Gamache, of course, could answer neither of those questions yet.

“What did you think of her?”

“She was only here a few days, you know,” said Gabri. Then he considered the question. Gamache waited, curious to hear the answer.

“When she arrived she was friendly but reserved,” said Gabri, finally. “She didn’t like gays, that was obvious.”

“And did you like her?”

“I did. Some people just haven’t met many queers, that’s their problem.”

“And once she had met you and Olivier?”

“Well, she didn’t exactly become a fag hag, but the next best thing.”

“Which is?”

Instead of a clever quip, Gabri grew serious. “She became very motherly, to both of us. To all of us, I think. Except Ruth.”

“And with Ruth, what was she like?”

“At first Ruth wouldn’t have anything to do with her. Hated Constance on sight. As you know, it’s a point of pride for Ruth, that she hates everyone. She and Rosa kept their distance and muttered obscenities from afar.”

“Ruth’s normal reaction, then,” said Gamache.

“I’m glad Rosa’s back,” Gabri confided in a whisper, then looked around in exaggerated concern. “But does she look a little like a flying monkey to you?”

“I wonder if we can stick to the point, Dorothy,” said Gamache.

“The funny thing is, after treating Constance like something Rosa pooped, Ruth suddenly warmed to her.”

“Ruth?”

“I know. I’d never seen anything like it. They even had dinner together one night, at Ruth’s home. Alone.”

“Ruth?” Gamache repeated.

Gabri put marmalade on his muffin and nodded. Gamache studied him, but Gabri didn’t seem to be hiding anything. And the Chief realized Gabri did not know who Constance was. If he did, he’d have said something by now.

“So as far as you can tell, nothing that happened here would explain her death?” asked Gamache.

“Nothing.”

Gamache finished his breakfast, with Gabri’s help, then he got up and called Henri.

“Should I keep your room for you?”

“Please.”

“And one for Inspector Beauvoir, of course. He’ll be joining you?”

“No, actually. He’s on another assignment.”

Gabri paused, then nodded. “Ahh.”

Neither man really knew what the “ahh” was supposed to mean.
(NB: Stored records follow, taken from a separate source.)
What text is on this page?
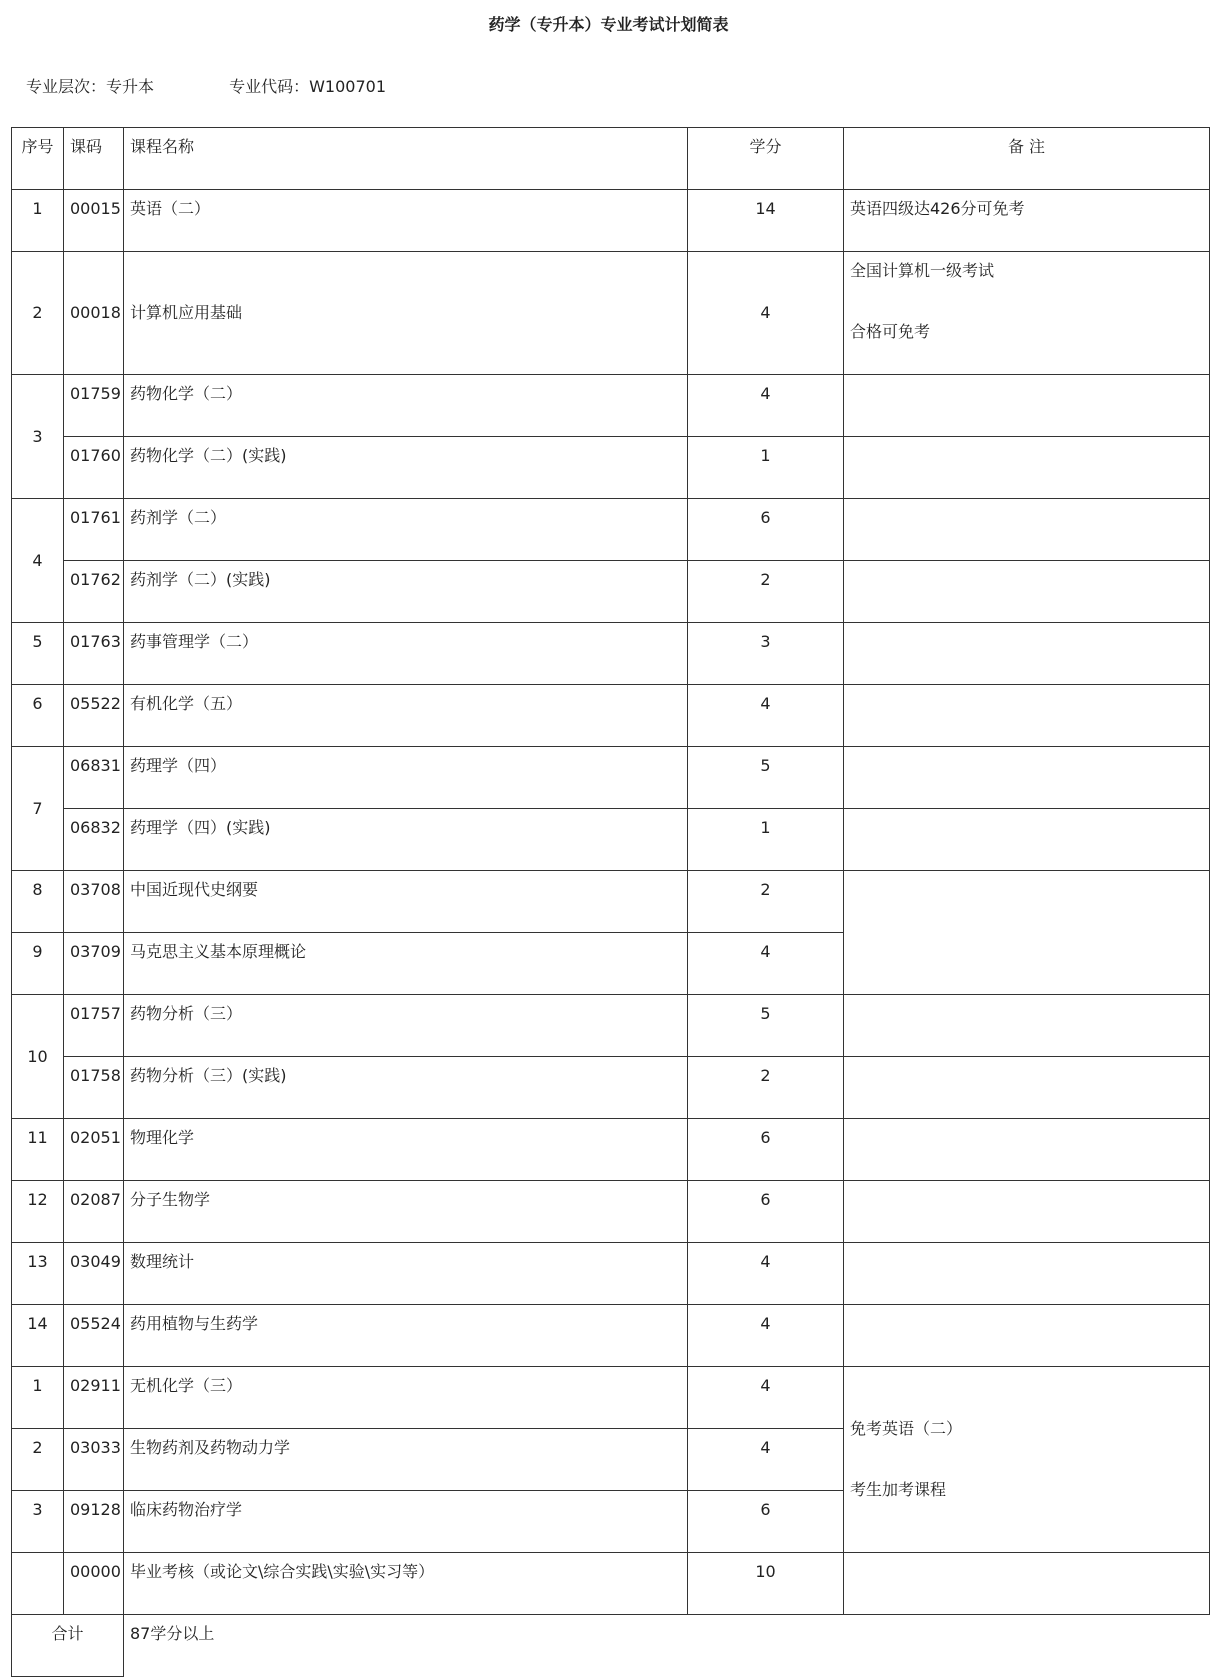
药学（专升本）专业考试计划简表
专业层次：专升本	专业代码：W100701
序号	课码	课程名称	学分	备 注
1	00015	英语（二）	14	英语四级达426分可免考
2	00018	计算机应用基础	4	全国计算机一级考试
合格可免考

3	01759	药物化学（二）	4	
	01760	药物化学（二）(实践)	1	
4	01761	药剂学（二）	6	
	01762	药剂学（二）(实践)	2	
5	01763	药事管理学（二）	3	
6	05522	有机化学（五）	4	
7	06831	药理学（四）	5	
	06832	药理学（四）(实践)	1	
8	03708	中国近现代史纲要	2	
9	03709	马克思主义基本原理概论	4	
10	01757	药物分析（三）	5	
	01758	药物分析（三）(实践)	2	
11	02051	物理化学	6	
12	02087	分子生物学	6	
13	03049	数理统计	4	
14	05524	药用植物与生药学	4	
1	02911	无机化学（三）	4	免考英语（二）
考生加考课程

2	03033	生物药剂及药物动力学	4	
3	09128	临床药物治疗学	6	
	00000	毕业考核（或论文\综合实践\实验\实习等）	10	
合计		87学分以上		
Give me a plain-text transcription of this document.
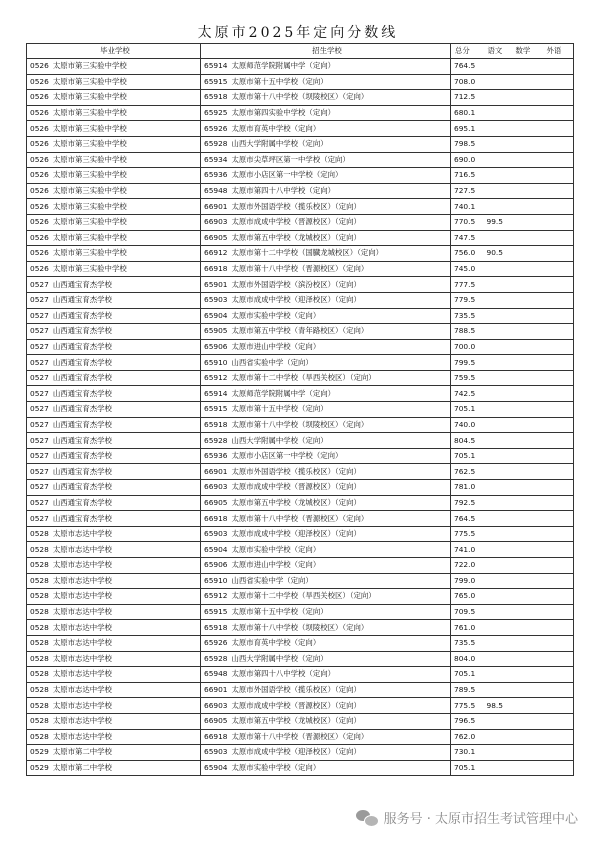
太原市2025年定向分数线
毕业学校	招生学校	总分	语文	数学	外语
0526 太原市第三实验中学校	65914 太原师范学院附属中学（定向）	764.5			
0526 太原市第三实验中学校	65915 太原市第十五中学校（定向）	708.0			
0526 太原市第三实验中学校	65918 太原市第十八中学校（坝陵校区）（定向）	712.5			
0526 太原市第三实验中学校	65925 太原市第四实验中学校（定向）	680.1			
0526 太原市第三实验中学校	65926 太原市育英中学校（定向）	695.1			
0526 太原市第三实验中学校	65928 山西大学附属中学校（定向）	798.5			
0526 太原市第三实验中学校	65934 太原市尖草坪区第一中学校（定向）	690.0			
0526 太原市第三实验中学校	65936 太原市小店区第一中学校（定向）	716.5			
0526 太原市第三实验中学校	65948 太原市第四十八中学校（定向）	727.5			
0526 太原市第三实验中学校	66901 太原市外国语学校（揽乐校区）（定向）	740.1			
0526 太原市第三实验中学校	66903 太原市成成中学校（晋源校区）（定向）	770.5	99.5		
0526 太原市第三实验中学校	66905 太原市第五中学校（龙城校区）（定向）	747.5			
0526 太原市第三实验中学校	66912 太原市第十二中学校（国臓龙城校区）（定向）	756.0	90.5		
0526 太原市第三实验中学校	66918 太原市第十八中学校（晋源校区）（定向）	745.0			
0527 山西通宝育杰学校	65901 太原市外国语学校（滨汾校区）（定向）	777.5			
0527 山西通宝育杰学校	65903 太原市成成中学校（迎泽校区）（定向）	779.5			
0527 山西通宝育杰学校	65904 太原市实验中学校（定向）	735.5			
0527 山西通宝育杰学校	65905 太原市第五中学校（青年路校区）（定向）	788.5			
0527 山西通宝育杰学校	65906 太原市进山中学校（定向）	700.0			
0527 山西通宝育杰学校	65910 山西省实验中学（定向）	799.5			
0527 山西通宝育杰学校	65912 太原市第十二中学校（旱西关校区）（定向）	759.5			
0527 山西通宝育杰学校	65914 太原师范学院附属中学（定向）	742.5			
0527 山西通宝育杰学校	65915 太原市第十五中学校（定向）	705.1			
0527 山西通宝育杰学校	65918 太原市第十八中学校（坝陵校区）（定向）	740.0			
0527 山西通宝育杰学校	65928 山西大学附属中学校（定向）	804.5			
0527 山西通宝育杰学校	65936 太原市小店区第一中学校（定向）	705.1			
0527 山西通宝育杰学校	66901 太原市外国语学校（揽乐校区）（定向）	762.5			
0527 山西通宝育杰学校	66903 太原市成成中学校（晋源校区）（定向）	781.0			
0527 山西通宝育杰学校	66905 太原市第五中学校（龙城校区）（定向）	792.5			
0527 山西通宝育杰学校	66918 太原市第十八中学校（晋源校区）（定向）	764.5			
0528 太原市志达中学校	65903 太原市成成中学校（迎泽校区）（定向）	775.5			
0528 太原市志达中学校	65904 太原市实验中学校（定向）	741.0			
0528 太原市志达中学校	65906 太原市进山中学校（定向）	722.0			
0528 太原市志达中学校	65910 山西省实验中学（定向）	799.0			
0528 太原市志达中学校	65912 太原市第十二中学校（旱西关校区）（定向）	765.0			
0528 太原市志达中学校	65915 太原市第十五中学校（定向）	709.5			
0528 太原市志达中学校	65918 太原市第十八中学校（坝陵校区）（定向）	761.0			
0528 太原市志达中学校	65926 太原市育英中学校（定向）	735.5			
0528 太原市志达中学校	65928 山西大学附属中学校（定向）	804.0			
0528 太原市志达中学校	65948 太原市第四十八中学校（定向）	705.1			
0528 太原市志达中学校	66901 太原市外国语学校（揽乐校区）（定向）	789.5			
0528 太原市志达中学校	66903 太原市成成中学校（晋源校区）（定向）	775.5	98.5		
0528 太原市志达中学校	66905 太原市第五中学校（龙城校区）（定向）	796.5			
0528 太原市志达中学校	66918 太原市第十八中学校（晋源校区）（定向）	762.0			
0529 太原市第二中学校	65903 太原市成成中学校（迎泽校区）（定向）	730.1			
0529 太原市第二中学校	65904 太原市实验中学校（定向）	705.1			
服务号 · 太原市招生考试管理中心
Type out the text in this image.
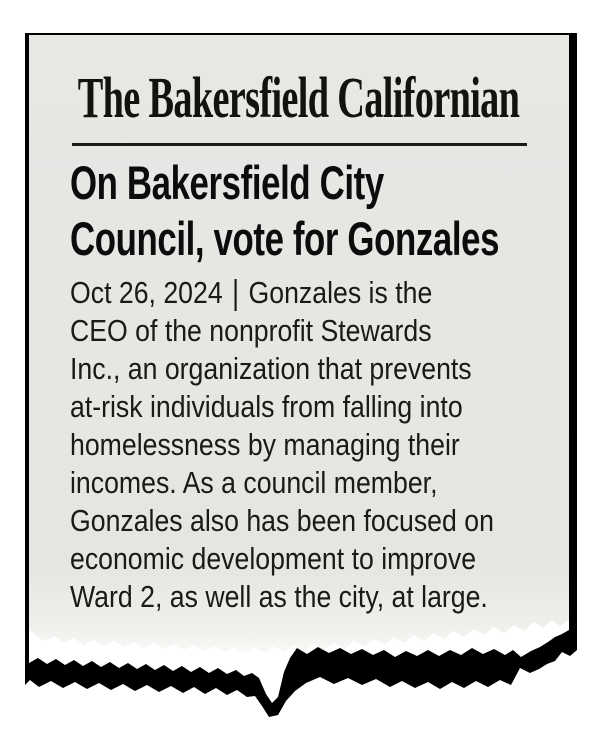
The Bakersfield Californian
On Bakersfield City
Council, vote for Gonzales
Oct 26, 2024 | Gonzales is the
CEO of the nonprofit Stewards
Inc., an organization that prevents
at-risk individuals from falling into
homelessness by managing their
incomes. As a council member,
Gonzales also has been focused on
economic development to improve
Ward 2, as well as the city, at large.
Gamache wondered how long it would be before people stopped looking at him and seeing Beauvoir standing beside him. And how long would it be before he himself stopped expecting to see Jean-Guy there? It wasn’t the ache that was so difficult to bear, thought Gamache. It was the weight.

When the Chief Inspector and Henri arrived at the bistro, it was full with the breakfast rush, though “rush” might have been the wrong word. No one seemed in much of a hurry.